Mafia

"Non erano soldi dei boss, ma gli incassi del suo negozio di casalinghi": assolto

A Pietro Ventimiglia erano stati trovati quasi 13.500 euro in contanti e un assegno firmato da Salvatore Mulè, accusato di essere a capo della cosca di Ballarò. Ma la difesa ha dimostrato la provenienza lecita del denaro ed è caduta l'accusa di ricettazione

Il mercato di Ballarò

Gli erano stati trovati quasi 13.500 euro in contanti, oltre a un assegno da 1.580 euro firmato da Salvatore Mulè, accusato di essere a capo della cosca di Ballarò, ma anche uno strano quaderno con nomi e cifre. Per questo Pietro Ventimiglia era finito sotto processo per ricettazione. Quel denaro però non sarebbe stato di Cosa nostra, ma invece l'incasso legato al suo negozio di casalinghi. Il gup Fabio Pilato ha così deciso di assolvere l'imputato, con la formula perché "il fatto non costituisce reato".

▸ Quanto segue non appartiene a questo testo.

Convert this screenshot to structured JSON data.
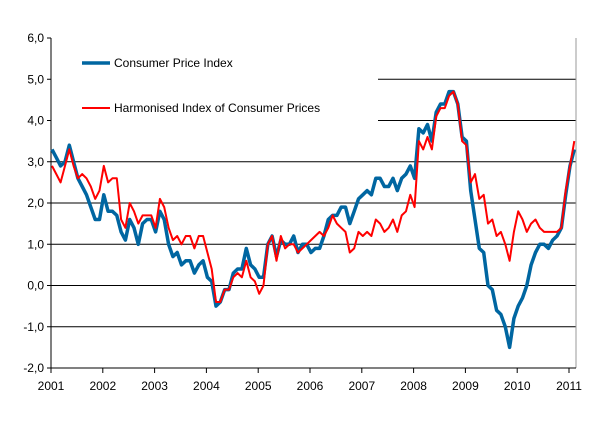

Ventimiglia, difeso dagli avvocati Giovanni Castronovo e Silvana Tortorici, era stato fermato dai carabinieri assieme ad altre persone il 14 gennaio del 2016. Con sé aveva 3.670 euro in contanti e l'assegno firmato da Mulè: avrebbe fornito ai militari spiegazioni poco convincenti sulla provenienza dei sodli e per questo era stata compiuta una perquisizionen sia a casa dell'imputato che nel suo negozio di Ballarò.

Con questo ulteriore controllo, erano stati ritrovati altri soldi (9.540 euro), un quaderno con delle cifre e dei nomi e dei documenti relativi ad una barca di proprietà di un altro mafioso, Antonino Ciresi. Gli avvocati durante il processo che si è svolto con il rito abbreviato hanno fornito documenti che dimostrerebbero come i soldi sarebbero strai di provenienza lecita. Da qui l'assoluzione.